Scroll Top

Industrial hemp: Özdemir announces change to the law

Cannabis industry celebrates announcement to abolish the controversial “intoxication clause” and further reforms for industrial hemp

Berlin, 05/15/2024,  Cem Özdemir, Federal Minister of Food and Agriculture, has announced the deletion of the so-called “intoxication clause” at the Parliamentary Evening of the Cannabis Economy. This special German rule means that even very low levels of THC in industrial hemp can lead to criminal liability, raids and business closures. In conjunction with other bureaucratic hurdles, this has hindered the use and further processing of industrial hemp in Germany. This unnecessary competitive disadvantage will now finally be abolished. The German Cannabis Business Association has been campaigning intensively for this in recent years. 

In his speech, Özdemir made it clear that hemp ropes were indispensable in the days of Christopher Columbus and that Henry Ford introduced a car made of hemp more than 80 years ago. Today, he said, hemp could be a climate-friendly alternative to plastic and steel as a durable and renewable raw material, for example in the construction and automotive industries. In addition to the “long overdue” abolition of the intoxication clause, the way is to be cleared for indoor cultivation.

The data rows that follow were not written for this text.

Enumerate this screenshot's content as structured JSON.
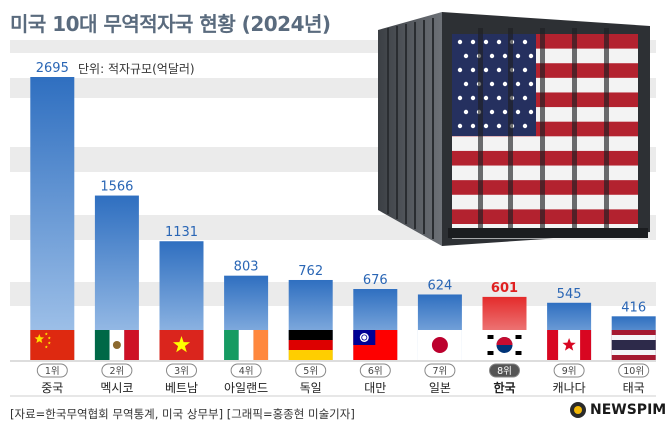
{
  "title": "미국 10대 무역적자국 현황 (2024년)",
  "unit": "단위: 적자규모(억달러)",
  "source": "[자료=한국무역협회 무역통계, 미국 상무부] [그래픽=홍종현 미술기자]",
  "brand": "NEWSPIM",
  "colors": {
    "bar": "#2f6fc0",
    "highlight": "#e02020",
    "value": "#2a66b5",
    "title": "#5a6b7e"
  },
  "chart_data": {
    "type": "bar",
    "title": "미국 10대 무역적자국 현황 (2024년)",
    "ylabel": "적자규모(억달러)",
    "ylim": [
      0,
      2695
    ],
    "items": [
      {
        "rank": "1위",
        "country": "중국",
        "value": 2695,
        "flag": "china-flag"
      },
      {
        "rank": "2위",
        "country": "멕시코",
        "value": 1566,
        "flag": "mexico-flag"
      },
      {
        "rank": "3위",
        "country": "베트남",
        "value": 1131,
        "flag": "vietnam-flag"
      },
      {
        "rank": "4위",
        "country": "아일랜드",
        "value": 803,
        "flag": "ireland-flag"
      },
      {
        "rank": "5위",
        "country": "독일",
        "value": 762,
        "flag": "germany-flag"
      },
      {
        "rank": "6위",
        "country": "대만",
        "value": 676,
        "flag": "taiwan-flag"
      },
      {
        "rank": "7위",
        "country": "일본",
        "value": 624,
        "flag": "japan-flag"
      },
      {
        "rank": "8위",
        "country": "한국",
        "value": 601,
        "flag": "korea-flag",
        "highlight": true
      },
      {
        "rank": "9위",
        "country": "캐나다",
        "value": 545,
        "flag": "canada-flag"
      },
      {
        "rank": "10위",
        "country": "태국",
        "value": 416,
        "flag": "thailand-flag"
      }
    ]
  }
}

According to Özdemir, the current reluctance to tackle the issue is “almost like giving bakeries or even the entire bakery trade a wide berth just because they sell poppy seed cake.”

Initial measures to reduce bureaucracy have already been taken with regard to the regulations on flowering reports and seed labels. In the future, an increase in the THC limit for the cultivation and marketing of industrial hemp and the regulation of CBD will also be discussed, taking into account the implications of European law. The changes are to be made “step by step” in order to include those who still “flinch in horror” at the word cannabis.

Marijn Roersch van der Hoogte, BvCW Vice President and Head of the Industrial Hemp Division, comments: “Whether as a fiber composite in the automotive industry, insulating material and hempcrete in construction or biodegradable plastic – the sustainable potentials are manifold and could make an important contribution to CO₂ reduction in Germany. The current reforms are major steps towards making better use of this in the future.”

BvCW Managing Director Jürgen Neumeyer adds: “Imagine if traders and producers of non-alcoholic beer were subject to raids and punished because you could distil a schnapps from the residual alcohol. In practice, no such elaborate extraction takes place, not even with industrial hemp. This pointless intoxication clause has increasingly led to economic damage and bankruptcies in recent years. Its abolition is urgently needed and we are therefore very pleased!
This is an important step towards re-establishing the German industrial hemp sector. We look forward to a draft from the BMEL and will continue to accompany the parliamentary process constructively.”